Mandat de vente simple : pour les propriétaires, l’intérêt de recourir à un mandat simple consiste à pouvoir faire appel à plusieurs agences immobilières simultanées, ce qui peut faciliter la vente de leur bien.

 

La durée habituelle est de 3 mois, renouvelable par tacite reconduction et en cas de dénonciation, un préavis d’un délai de 15 jours devra être respecté.

 

Mandat de vente exclusif : pour les agences immobilières, l’intérêt de recourir à un tel mandat consiste, comme son nom l’indique, à garder « une exclusivité » sur la vente pendant une période déterminée.

 

Attention : si le bien est vendu par le propriétaire ou par l’intermédiaire d’une autre agence, ce dernier restera redevable d’une commission à l’égard de la première.

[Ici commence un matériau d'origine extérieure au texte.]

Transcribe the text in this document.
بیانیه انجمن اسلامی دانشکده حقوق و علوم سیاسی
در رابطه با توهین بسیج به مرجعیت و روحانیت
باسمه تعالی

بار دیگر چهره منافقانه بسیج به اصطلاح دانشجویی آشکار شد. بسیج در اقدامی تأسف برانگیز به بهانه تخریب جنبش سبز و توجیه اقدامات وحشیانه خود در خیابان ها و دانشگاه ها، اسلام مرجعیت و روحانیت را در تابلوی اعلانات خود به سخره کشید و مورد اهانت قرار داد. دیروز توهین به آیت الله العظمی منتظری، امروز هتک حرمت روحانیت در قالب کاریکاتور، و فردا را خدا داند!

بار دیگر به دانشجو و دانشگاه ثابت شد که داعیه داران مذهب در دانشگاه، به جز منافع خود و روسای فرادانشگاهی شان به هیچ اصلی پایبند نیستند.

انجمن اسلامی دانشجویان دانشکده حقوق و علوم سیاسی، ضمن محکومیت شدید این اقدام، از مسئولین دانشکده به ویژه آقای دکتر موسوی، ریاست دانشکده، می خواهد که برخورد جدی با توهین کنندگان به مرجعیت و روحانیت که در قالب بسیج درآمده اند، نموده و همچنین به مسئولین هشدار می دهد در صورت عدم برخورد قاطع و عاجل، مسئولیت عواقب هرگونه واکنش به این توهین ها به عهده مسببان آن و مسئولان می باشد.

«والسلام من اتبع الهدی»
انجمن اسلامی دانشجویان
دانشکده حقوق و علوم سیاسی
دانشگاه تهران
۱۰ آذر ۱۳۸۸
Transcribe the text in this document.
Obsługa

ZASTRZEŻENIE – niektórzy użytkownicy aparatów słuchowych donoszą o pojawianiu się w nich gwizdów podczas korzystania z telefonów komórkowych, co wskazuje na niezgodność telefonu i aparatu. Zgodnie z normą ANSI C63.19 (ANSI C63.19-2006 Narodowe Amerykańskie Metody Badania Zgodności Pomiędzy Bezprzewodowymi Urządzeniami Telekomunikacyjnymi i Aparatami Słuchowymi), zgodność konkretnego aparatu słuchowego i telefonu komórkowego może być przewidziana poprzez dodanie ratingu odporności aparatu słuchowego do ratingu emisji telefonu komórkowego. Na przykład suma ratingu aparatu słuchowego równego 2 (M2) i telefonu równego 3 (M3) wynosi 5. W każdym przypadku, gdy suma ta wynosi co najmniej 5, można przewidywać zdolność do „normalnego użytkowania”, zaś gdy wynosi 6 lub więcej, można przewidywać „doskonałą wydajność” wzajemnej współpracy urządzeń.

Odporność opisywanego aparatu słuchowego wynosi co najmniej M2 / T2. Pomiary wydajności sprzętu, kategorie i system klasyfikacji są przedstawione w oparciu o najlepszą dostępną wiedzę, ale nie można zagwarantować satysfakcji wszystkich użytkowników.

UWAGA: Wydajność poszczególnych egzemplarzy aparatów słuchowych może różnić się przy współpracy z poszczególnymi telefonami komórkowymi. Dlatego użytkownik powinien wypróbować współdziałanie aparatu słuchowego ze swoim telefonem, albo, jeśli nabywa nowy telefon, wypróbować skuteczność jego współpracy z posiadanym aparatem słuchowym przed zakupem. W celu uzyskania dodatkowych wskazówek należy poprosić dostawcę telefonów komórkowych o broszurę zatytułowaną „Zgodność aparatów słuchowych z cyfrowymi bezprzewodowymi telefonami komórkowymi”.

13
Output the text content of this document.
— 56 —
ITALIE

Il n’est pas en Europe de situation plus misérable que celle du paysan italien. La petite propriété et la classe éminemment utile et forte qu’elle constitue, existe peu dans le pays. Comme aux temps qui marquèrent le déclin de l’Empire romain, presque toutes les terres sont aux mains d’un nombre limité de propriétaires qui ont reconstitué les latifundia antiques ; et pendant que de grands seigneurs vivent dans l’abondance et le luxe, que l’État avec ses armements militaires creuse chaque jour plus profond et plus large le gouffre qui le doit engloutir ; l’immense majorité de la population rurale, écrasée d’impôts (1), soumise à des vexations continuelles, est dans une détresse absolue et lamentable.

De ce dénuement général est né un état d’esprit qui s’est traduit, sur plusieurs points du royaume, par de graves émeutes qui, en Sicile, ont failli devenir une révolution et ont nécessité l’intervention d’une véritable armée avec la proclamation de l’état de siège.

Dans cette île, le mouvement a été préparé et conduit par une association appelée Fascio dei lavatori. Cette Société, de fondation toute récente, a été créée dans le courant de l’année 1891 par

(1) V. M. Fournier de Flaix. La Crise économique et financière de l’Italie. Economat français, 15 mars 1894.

Dans tous les cas, un formalisme est à respecter pour chacun de ces deux mandats de vente.

 

A titre d'exemple, les clauses pénales sont soumises à des règles strictes.

 

La première figure à l’article 78 du décret n°72-678 du 20 juillet 1972, fixant les conditions d'application de la loi n° 70-9 du 2 janvier 1970 (dite loi Hoquet) :

 

« Lorsqu'un mandat est assorti d'une clause d'exclusivité ou d'une clause pénale, ou lorsqu'il comporte une clause aux termes de laquelle des honoraires seront dus par le mandant même si l'opération est conclue sans les soins de l'intermédiaire, cette clause ne peut recevoir application que si elle résulte d'une stipulation expresse d'un mandat dont un exemplaire a été remis au mandant. Cette clause, mentionnée en caractères très apparents ne peut prévoir le paiement d'une somme supérieure au montant des honoraires stipulés dans le mandat pour l'opération à réaliser ».

 

 

La deuxième 1231-5 du Code civil permet à la partie qui le souhaite, de minorer l'application de la clause pénale :

 

« Lorsque le contrat stipule que celui qui manquera de l'exécuter paiera une certaine somme à titre de dommages et intérêts, il ne peut être alloué à l'autre partie une somme plus forte ni moindre. Néanmoins, le juge peut, même d'office, modérer ou augmenter la pénalité ainsi convenue si elle est manifestement excessive ou dérisoire ».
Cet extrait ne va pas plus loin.